My Issue with Humanities Data

Updated: Oct 17, 2023

Each of my doctorates presents different computational approaches to the study of texts. Both were written between 1999 and 2003 and were heavily influenced by my collaborators, a group led by Christopher Howe, head of the biochemistry lab at the University of Cambridge. As I worked as part of the STEMMA (Studies of Textual Evolution of Manuscripts through Mathematical Analysis) project, surrounded by scientists, I might have accidentally adopted their terminology. I am certain I was not trying to make a point about data or whether I, as a humanist, could have any such thing. The materials I was working with, including full-text transcriptions, unregularized, regularized, and lineated collations, were meant to be ingested and processed by computers.

There is no point in either of my theses in which I define humanities data. I just had data. They were processable and countable, and they represented the repository of the information I required to make judgements about the textual affiliations of the source of the corrections in Caxton’s second edition of the Canterbury Tales or the transmission of the extra-textual features represented by the tale-order in the manuscript tradition.
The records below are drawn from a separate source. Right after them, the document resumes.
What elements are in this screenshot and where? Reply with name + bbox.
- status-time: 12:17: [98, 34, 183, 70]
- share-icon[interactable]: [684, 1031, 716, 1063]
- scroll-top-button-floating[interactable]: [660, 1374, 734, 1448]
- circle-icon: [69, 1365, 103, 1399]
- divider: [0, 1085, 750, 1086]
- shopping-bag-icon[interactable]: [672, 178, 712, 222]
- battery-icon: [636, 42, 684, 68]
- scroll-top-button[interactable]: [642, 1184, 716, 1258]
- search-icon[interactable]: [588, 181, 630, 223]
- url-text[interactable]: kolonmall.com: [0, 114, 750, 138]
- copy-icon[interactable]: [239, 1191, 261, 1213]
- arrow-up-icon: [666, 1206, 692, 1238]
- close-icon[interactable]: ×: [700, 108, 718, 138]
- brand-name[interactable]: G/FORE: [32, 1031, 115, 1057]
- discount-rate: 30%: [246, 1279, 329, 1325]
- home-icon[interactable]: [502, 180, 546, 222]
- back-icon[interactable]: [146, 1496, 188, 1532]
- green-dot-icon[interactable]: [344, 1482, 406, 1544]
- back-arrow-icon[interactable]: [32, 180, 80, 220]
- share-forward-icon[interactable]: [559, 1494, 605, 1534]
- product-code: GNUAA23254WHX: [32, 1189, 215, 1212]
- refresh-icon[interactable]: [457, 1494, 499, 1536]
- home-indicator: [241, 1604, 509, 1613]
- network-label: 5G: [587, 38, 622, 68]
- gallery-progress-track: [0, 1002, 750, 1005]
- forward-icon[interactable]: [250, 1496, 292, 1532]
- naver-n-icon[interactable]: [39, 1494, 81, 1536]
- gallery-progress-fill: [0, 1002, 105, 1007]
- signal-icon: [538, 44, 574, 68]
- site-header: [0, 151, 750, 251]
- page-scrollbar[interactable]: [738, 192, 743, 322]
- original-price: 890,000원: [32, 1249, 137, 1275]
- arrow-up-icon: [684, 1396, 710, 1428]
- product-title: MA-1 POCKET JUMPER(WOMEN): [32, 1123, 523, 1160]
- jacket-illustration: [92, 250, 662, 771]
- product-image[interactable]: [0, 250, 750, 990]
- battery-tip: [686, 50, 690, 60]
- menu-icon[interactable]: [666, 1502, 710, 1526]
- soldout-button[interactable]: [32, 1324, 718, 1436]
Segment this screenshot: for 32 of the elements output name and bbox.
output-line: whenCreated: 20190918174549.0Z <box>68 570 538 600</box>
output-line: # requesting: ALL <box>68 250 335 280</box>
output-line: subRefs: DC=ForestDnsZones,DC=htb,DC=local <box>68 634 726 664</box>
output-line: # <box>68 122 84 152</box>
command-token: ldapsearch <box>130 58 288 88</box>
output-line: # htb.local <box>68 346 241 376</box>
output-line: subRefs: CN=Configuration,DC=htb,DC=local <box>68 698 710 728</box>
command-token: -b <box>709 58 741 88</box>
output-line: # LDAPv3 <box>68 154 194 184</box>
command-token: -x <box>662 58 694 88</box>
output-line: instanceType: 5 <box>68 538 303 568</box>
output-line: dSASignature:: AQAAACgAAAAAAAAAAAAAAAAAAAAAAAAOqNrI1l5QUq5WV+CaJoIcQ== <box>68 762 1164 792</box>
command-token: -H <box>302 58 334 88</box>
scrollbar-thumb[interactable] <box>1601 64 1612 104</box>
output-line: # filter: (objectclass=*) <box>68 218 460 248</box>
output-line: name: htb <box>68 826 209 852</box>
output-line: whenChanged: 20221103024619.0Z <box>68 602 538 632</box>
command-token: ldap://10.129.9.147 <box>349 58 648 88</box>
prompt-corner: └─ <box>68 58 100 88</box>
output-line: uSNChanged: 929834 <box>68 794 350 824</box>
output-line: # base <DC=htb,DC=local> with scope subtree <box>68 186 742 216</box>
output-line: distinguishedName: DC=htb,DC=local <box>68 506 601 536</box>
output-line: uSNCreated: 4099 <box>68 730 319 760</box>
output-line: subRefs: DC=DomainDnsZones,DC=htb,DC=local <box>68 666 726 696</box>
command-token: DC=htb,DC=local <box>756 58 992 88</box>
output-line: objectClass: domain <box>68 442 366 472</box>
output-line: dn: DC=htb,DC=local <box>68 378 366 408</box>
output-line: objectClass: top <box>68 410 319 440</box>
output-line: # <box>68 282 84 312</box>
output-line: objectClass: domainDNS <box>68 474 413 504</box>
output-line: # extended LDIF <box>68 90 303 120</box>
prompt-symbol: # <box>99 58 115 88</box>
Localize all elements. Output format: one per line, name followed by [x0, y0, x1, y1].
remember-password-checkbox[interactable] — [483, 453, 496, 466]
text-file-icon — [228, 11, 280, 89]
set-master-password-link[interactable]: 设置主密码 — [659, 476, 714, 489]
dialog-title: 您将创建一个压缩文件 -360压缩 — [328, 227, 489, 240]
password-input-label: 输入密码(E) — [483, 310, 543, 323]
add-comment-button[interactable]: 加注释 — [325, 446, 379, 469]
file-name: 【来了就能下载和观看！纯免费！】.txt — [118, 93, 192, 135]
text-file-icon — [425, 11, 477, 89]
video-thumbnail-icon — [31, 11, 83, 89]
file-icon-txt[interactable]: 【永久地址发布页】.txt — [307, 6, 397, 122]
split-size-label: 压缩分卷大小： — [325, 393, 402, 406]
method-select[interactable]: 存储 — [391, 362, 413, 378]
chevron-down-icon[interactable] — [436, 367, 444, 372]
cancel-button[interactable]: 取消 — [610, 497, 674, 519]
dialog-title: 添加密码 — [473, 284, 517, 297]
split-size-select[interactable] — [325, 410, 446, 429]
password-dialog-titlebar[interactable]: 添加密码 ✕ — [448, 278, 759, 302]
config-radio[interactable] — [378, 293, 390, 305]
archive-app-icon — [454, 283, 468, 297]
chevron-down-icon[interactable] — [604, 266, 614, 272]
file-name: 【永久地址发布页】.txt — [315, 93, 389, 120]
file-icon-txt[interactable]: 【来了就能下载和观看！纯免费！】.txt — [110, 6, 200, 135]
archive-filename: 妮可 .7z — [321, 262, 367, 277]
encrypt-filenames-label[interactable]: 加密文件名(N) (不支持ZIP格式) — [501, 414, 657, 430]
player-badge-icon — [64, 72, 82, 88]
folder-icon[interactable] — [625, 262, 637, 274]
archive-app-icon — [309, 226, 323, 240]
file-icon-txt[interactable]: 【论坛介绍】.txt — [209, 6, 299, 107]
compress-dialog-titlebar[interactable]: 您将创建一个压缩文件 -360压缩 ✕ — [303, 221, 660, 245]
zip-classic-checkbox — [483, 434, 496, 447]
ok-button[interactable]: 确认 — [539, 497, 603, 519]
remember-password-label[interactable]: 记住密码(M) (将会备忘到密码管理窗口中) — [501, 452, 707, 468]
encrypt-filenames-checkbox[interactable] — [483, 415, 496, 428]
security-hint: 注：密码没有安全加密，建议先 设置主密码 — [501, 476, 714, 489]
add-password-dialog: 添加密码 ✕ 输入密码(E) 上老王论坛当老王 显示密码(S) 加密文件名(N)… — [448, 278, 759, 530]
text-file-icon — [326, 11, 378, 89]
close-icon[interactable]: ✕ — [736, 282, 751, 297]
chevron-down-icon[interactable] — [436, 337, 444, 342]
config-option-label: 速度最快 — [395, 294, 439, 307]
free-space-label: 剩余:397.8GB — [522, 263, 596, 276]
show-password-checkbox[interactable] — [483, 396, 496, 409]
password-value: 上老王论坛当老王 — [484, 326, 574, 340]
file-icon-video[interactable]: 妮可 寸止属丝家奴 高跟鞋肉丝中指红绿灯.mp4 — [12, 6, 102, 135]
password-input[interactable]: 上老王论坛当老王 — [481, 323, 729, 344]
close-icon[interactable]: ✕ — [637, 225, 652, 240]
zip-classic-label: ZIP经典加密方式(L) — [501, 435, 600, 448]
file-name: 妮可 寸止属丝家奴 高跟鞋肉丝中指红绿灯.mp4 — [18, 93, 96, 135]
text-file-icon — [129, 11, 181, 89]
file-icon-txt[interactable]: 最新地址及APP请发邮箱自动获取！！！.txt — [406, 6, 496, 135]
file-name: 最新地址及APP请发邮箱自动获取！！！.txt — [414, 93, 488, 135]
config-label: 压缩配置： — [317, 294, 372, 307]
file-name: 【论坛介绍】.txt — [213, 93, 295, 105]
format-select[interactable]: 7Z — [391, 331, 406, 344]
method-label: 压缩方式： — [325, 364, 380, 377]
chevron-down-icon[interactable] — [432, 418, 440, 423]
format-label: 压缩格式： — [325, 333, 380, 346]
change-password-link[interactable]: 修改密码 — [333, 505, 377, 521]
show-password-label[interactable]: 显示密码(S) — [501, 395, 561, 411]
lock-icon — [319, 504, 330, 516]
The process to obtain the data for each thesis was fundamentally different. I used collations for my De Montfort University work (the complete appendixes, included in a CD-ROM, amounted to more than 10,000 pages of printed material). For my NYU dissertation, I used a distance-coded version of a table containing the order of the tales as found in all complete, or almost complete, manuscripts. For comparison purposes, this was recoded with a method devised by Li-San Wang and Tandy Warnow, IEDB.

In my NYU thesis, I distinguish word-data from tale-order data as concepts but always assume that they require no definition from a humanities perspective. From a textual critical one, one of them is strictly textual (word-data), while the other is “extra-textual” (tale-order). Beyond this, I didn’t make any other distinctions.

One specific comment I recall from my January 2003 defence (DMU) was that the committee members were impressed by the objectivity with which the research was presented. In general, I used the word “variant” for words appearing in a singular place of variation. Again, I didn’t do this deliberately to make a point; the word allowed me to refer indistinctly to words without making a judgement about the direction of variation (although occasionally, I could tell exactly how the text had developed).

As we completed the submission of our SSHRC Insight last week, I realized what my problem is with the “debates” surrounding humanities data: some scholars are treating data as if humanists had just discovered the concept, while I have been using the term since before anyone had thought of calling what we do “Digital Humanities.” No wonder it is difficult for me to see why so many people have taken issue with this matter.